United Kingdom Wagner, Rouse, Rimsky-Korsakov: Katherine Bryan (flute), Royal Scottish National Orchestra, Peter Oundjian (conductor), Usher Hall, Edinburgh, 03.10.2014 (SRT)
Wagner: Overture, Die Meistersinger von Nürnberg
Rouse: Flute Concerto (Scottish premiere)
Rimsky-Korsakov: Scheherazade
The RSNO’s new season got off to a storming start with their grandly ebullient Meistersinger overture, all gleaming brass and capacious strings. Not only was the playing extrovert but, impressively for Oundjian, I really enjoyed the sense of the long line that ran through the music, as if nobody had taken a breath between the opening C major chord and the appearance of Walther and Eva’s love music. Scheherazade, too, sounded like a concerto for orchestra with every sectional principal getting their moment in the sun. Maya Iwabuchi played the violin solos with great flair, but she was joined in the style stakes by, especially, David Hubbard’s bassoon playing and the clarinet of Stefan Harg. When I listened to his recent recording of the work, I complained that Oundjian manipulated the tempo for the sea music in the first movement. It bothered me again tonight, which makes me think it must be an interpretative decision rather than getting carried away in the moment. Still, there was less overall that bugged me and, on the whole, I thought the playing more stylish and the shaping more sophisticated than with his Toronto recording.

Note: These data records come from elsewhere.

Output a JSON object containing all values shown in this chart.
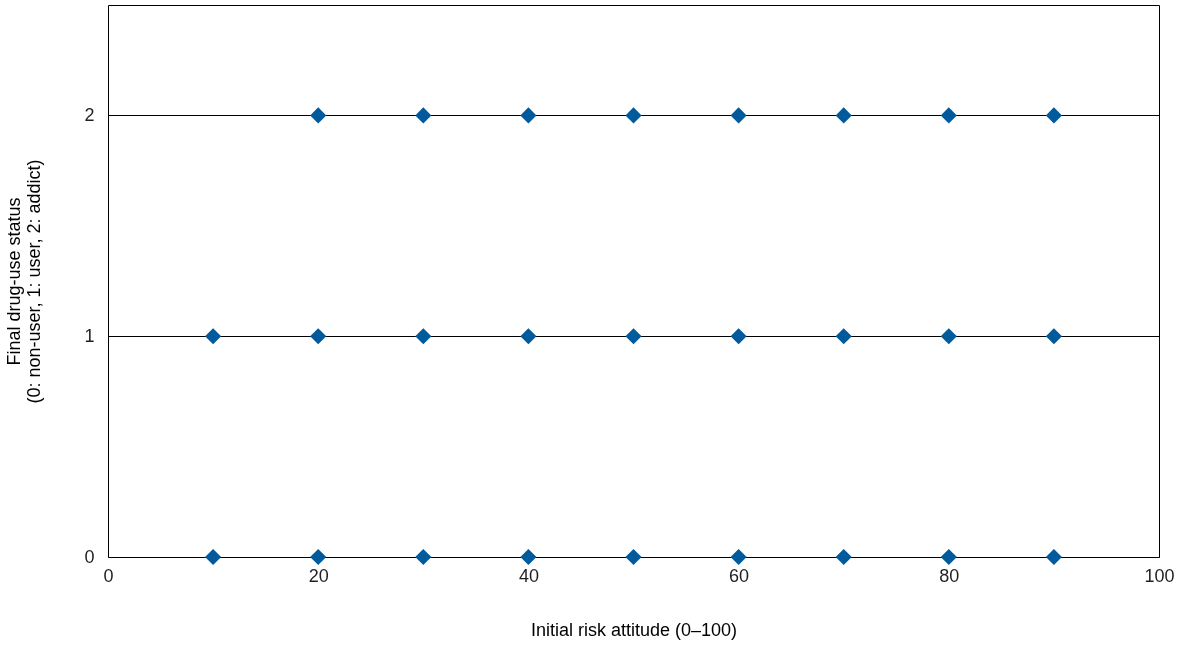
{
  "chart_data": {
    "type": "scatter",
    "xlabel": "Initial risk attitude (0–100)",
    "ylabel": "Final drug-use status\n(0: non-user, 1: user, 2: addict)",
    "x": [
      10,
      20,
      30,
      40,
      50,
      60,
      70,
      80,
      90,
      10,
      20,
      30,
      40,
      50,
      60,
      70,
      80,
      90,
      20,
      30,
      40,
      50,
      60,
      70,
      80,
      90
    ],
    "series": [
      {
        "color": "#005a9c",
        "values": [
          0,
          0,
          0,
          0,
          0,
          0,
          0,
          0,
          0,
          1,
          1,
          1,
          1,
          1,
          1,
          1,
          1,
          1,
          2,
          2,
          2,
          2,
          2,
          2,
          2,
          2
        ]
      }
    ],
    "xlim": [
      0,
      100
    ],
    "xticks": [
      0,
      20,
      40,
      60,
      80,
      100
    ],
    "ylim": [
      0,
      2.5
    ],
    "yticks": [
      0,
      1,
      2
    ],
    "grid": "y",
    "marker": "diamond"
  }
}
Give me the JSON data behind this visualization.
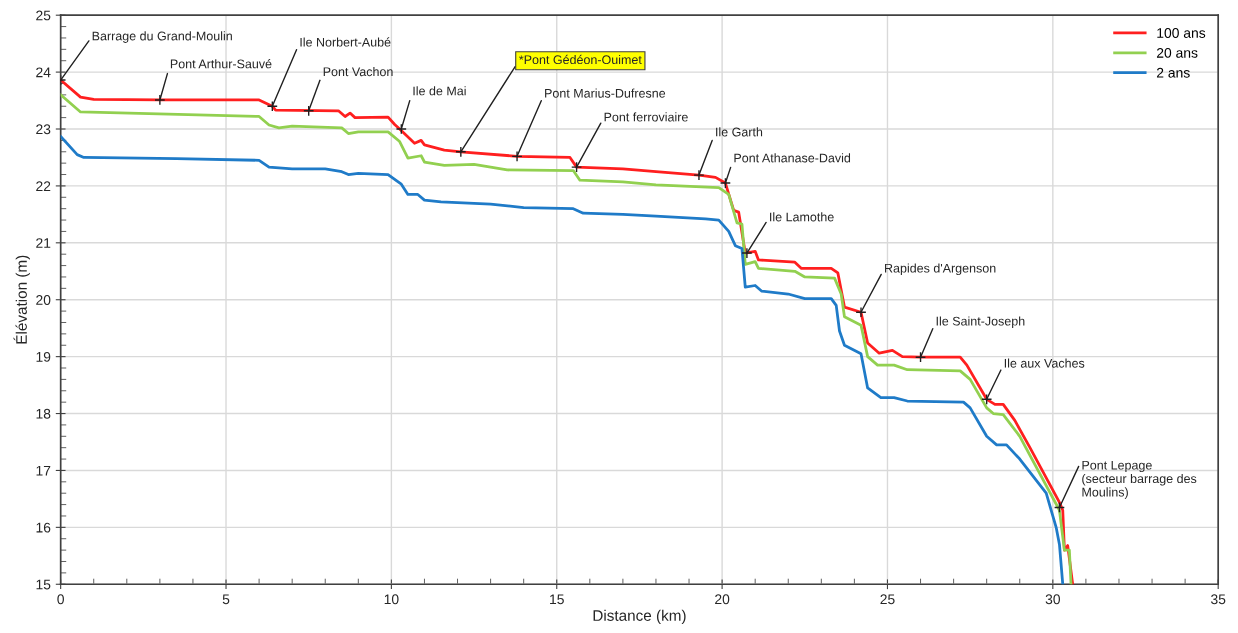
{
  "chart_data": {
    "type": "line",
    "xlabel": "Distance (km)",
    "ylabel": "Élévation (m)",
    "xlim": [
      0,
      35
    ],
    "xticks": [
      0,
      5,
      10,
      15,
      20,
      25,
      30,
      35
    ],
    "ylim": [
      15,
      25
    ],
    "yticks": [
      15,
      16,
      17,
      18,
      19,
      20,
      21,
      22,
      23,
      24,
      25
    ],
    "grid": true,
    "legend": "top right",
    "marker": "none",
    "line_style": "solid",
    "series": [
      {
        "name": "100 ans",
        "color": "#ff1f1f",
        "x": [
          0,
          0.6,
          1.0,
          3.0,
          6.0,
          6.4,
          6.5,
          8.4,
          8.6,
          8.75,
          8.9,
          9.9,
          10.1,
          10.25,
          10.7,
          10.9,
          11.0,
          11.6,
          12.1,
          13.8,
          15.4,
          15.6,
          17.0,
          18.0,
          19.3,
          19.8,
          20.1,
          20.35,
          20.5,
          20.7,
          21.0,
          21.1,
          22.2,
          22.4,
          23.3,
          23.5,
          23.7,
          24.2,
          24.4,
          24.75,
          25.15,
          25.45,
          26.0,
          27.2,
          27.4,
          28.0,
          28.25,
          28.5,
          28.85,
          29.3,
          30.2,
          30.3,
          30.35,
          30.45,
          30.6
        ],
        "values": [
          23.86,
          23.56,
          23.52,
          23.51,
          23.51,
          23.4,
          23.33,
          23.32,
          23.22,
          23.28,
          23.2,
          23.21,
          23.08,
          23.0,
          22.75,
          22.8,
          22.72,
          22.63,
          22.6,
          22.52,
          22.5,
          22.33,
          22.3,
          22.25,
          22.19,
          22.15,
          22.05,
          21.57,
          21.54,
          20.82,
          20.85,
          20.7,
          20.66,
          20.55,
          20.55,
          20.47,
          19.87,
          19.78,
          19.24,
          19.06,
          19.11,
          19.0,
          18.99,
          18.99,
          18.85,
          18.25,
          18.16,
          18.16,
          17.88,
          17.41,
          16.44,
          16.3,
          15.6,
          15.68,
          15.0
        ]
      },
      {
        "name": "20 ans",
        "color": "#92d050",
        "x": [
          0,
          0.6,
          6.0,
          6.3,
          6.6,
          7.0,
          8.5,
          8.7,
          9.0,
          9.9,
          10.25,
          10.5,
          10.9,
          11.0,
          11.6,
          12.5,
          13.5,
          15.5,
          15.7,
          17.0,
          18.0,
          19.9,
          20.2,
          20.45,
          20.6,
          20.7,
          21.0,
          21.1,
          22.2,
          22.5,
          23.4,
          23.6,
          23.7,
          24.2,
          24.4,
          24.7,
          25.2,
          25.6,
          27.2,
          27.5,
          28.0,
          28.2,
          28.5,
          29.0,
          30.2,
          30.35,
          30.5,
          30.55
        ],
        "values": [
          23.6,
          23.3,
          23.22,
          23.07,
          23.02,
          23.05,
          23.02,
          22.92,
          22.95,
          22.95,
          22.78,
          22.49,
          22.53,
          22.42,
          22.36,
          22.38,
          22.28,
          22.27,
          22.1,
          22.07,
          22.02,
          21.97,
          21.85,
          21.35,
          21.33,
          20.62,
          20.67,
          20.55,
          20.5,
          20.4,
          20.38,
          20.1,
          19.7,
          19.55,
          19.0,
          18.85,
          18.85,
          18.77,
          18.75,
          18.6,
          18.1,
          18.0,
          17.98,
          17.6,
          16.3,
          15.6,
          15.6,
          15.0
        ]
      },
      {
        "name": "2 ans",
        "color": "#1f7bc8",
        "x": [
          0,
          0.5,
          0.7,
          3.5,
          6.0,
          6.3,
          7.0,
          8.0,
          8.5,
          8.7,
          9.0,
          9.9,
          10.3,
          10.5,
          10.8,
          11.0,
          11.5,
          13.0,
          14.0,
          15.5,
          15.8,
          17.0,
          18.0,
          19.5,
          19.9,
          20.2,
          20.4,
          20.6,
          20.7,
          21.0,
          21.2,
          22.0,
          22.5,
          23.3,
          23.45,
          23.55,
          23.7,
          24.2,
          24.4,
          24.8,
          25.2,
          25.6,
          27.3,
          27.5,
          28.0,
          28.3,
          28.6,
          29.0,
          29.8,
          30.1,
          30.2,
          30.3
        ],
        "values": [
          22.87,
          22.55,
          22.5,
          22.48,
          22.45,
          22.33,
          22.3,
          22.3,
          22.25,
          22.2,
          22.22,
          22.2,
          22.03,
          21.85,
          21.85,
          21.75,
          21.72,
          21.68,
          21.62,
          21.6,
          21.52,
          21.5,
          21.47,
          21.42,
          21.4,
          21.2,
          20.95,
          20.9,
          20.22,
          20.25,
          20.15,
          20.1,
          20.02,
          20.02,
          19.9,
          19.45,
          19.2,
          19.05,
          18.45,
          18.28,
          18.28,
          18.22,
          18.2,
          18.1,
          17.6,
          17.45,
          17.45,
          17.2,
          16.6,
          16.0,
          15.7,
          15.0
        ]
      }
    ],
    "annotations": [
      {
        "text": "Barrage du Grand-Moulin",
        "x": 0,
        "y": 23.86
      },
      {
        "text": "Pont Arthur-Sauvé",
        "x": 3.0,
        "y": 23.51
      },
      {
        "text": "Ile Norbert-Aubé",
        "x": 6.4,
        "y": 23.4
      },
      {
        "text": "Pont Vachon",
        "x": 7.5,
        "y": 23.32
      },
      {
        "text": "Ile de Mai",
        "x": 10.3,
        "y": 23.0
      },
      {
        "text": "*Pont Gédéon-Ouimet",
        "x": 12.1,
        "y": 22.6
      },
      {
        "text": "Pont Marius-Dufresne",
        "x": 13.8,
        "y": 22.52
      },
      {
        "text": "Pont ferroviaire",
        "x": 15.6,
        "y": 22.33
      },
      {
        "text": "Ile Garth",
        "x": 19.3,
        "y": 22.19
      },
      {
        "text": "Pont Athanase-David",
        "x": 20.1,
        "y": 22.05
      },
      {
        "text": "Ile Lamothe",
        "x": 20.75,
        "y": 20.82
      },
      {
        "text": "Rapides d'Argenson",
        "x": 24.2,
        "y": 19.78
      },
      {
        "text": "Ile Saint-Joseph",
        "x": 26.0,
        "y": 18.99
      },
      {
        "text": "Ile aux Vaches",
        "x": 28.0,
        "y": 18.25
      },
      {
        "text": "Pont Lepage\n(secteur barrage des\nMoulins)",
        "x": 30.2,
        "y": 16.35
      }
    ]
  }
}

More interesting still, though, was the Scottish premiere of Christopher Rouse’s flute concerto. The first two weeks of this season sees the orchestral principals playing concerto solos, and tonight principal flute, Katherine Bryan, played the concerto written for her teacher at the Julliard School. Rouse wrote his concerto in 1993 and was very moved by the contemporary story of the murder of James Bulger. He, therefore, wrote the central movement as an Elegy for the boy. The concerto is then bookended by two Amhrán (song) movements heavily influenced by Celtic music and two prickly faster movements surround the central Elegy. There are some truly glorious sections of melody on offer here. Those Celtic outer movements flow with soulful beauty and a wonderful tune that should confound anyone who criticises all contemporary music for its dissonance. The central Elegy features a theme so richly Romantic that it would be at home in any Howard Shore film score, but the surrounding music contains elements of danger and anger, as befits the movement’s theme, and the solo flute plumbs quasi-Mahlerian depths of emotion at times, setting apart the concerto’s heart from the more airy outer movements.
For all that, it remains an uneven work. The juxtaposition between the mood of the slow, melodic sections and the sparky faster ones is so strong as to make the music seem almost schizophrenic, and those big moments of melody appear after little or no preparation, then disappear as quickly with little consequence. Still, I’m glad I heard it and will certainly listen out for it again. Bryan is clearly entirely convinced by the work and she plays it with superb dedication, be it in the gorgeously expressive moments or the (pretty stunning) virtuoso work of the second and fourth movements. I particularly liked the moment in the Scherzo where the solo flute plays a dazzlingly brilliant passage alongside the three orchestral flutes, as if the four of them are chuckling at their own joke. Well done to everyone involved.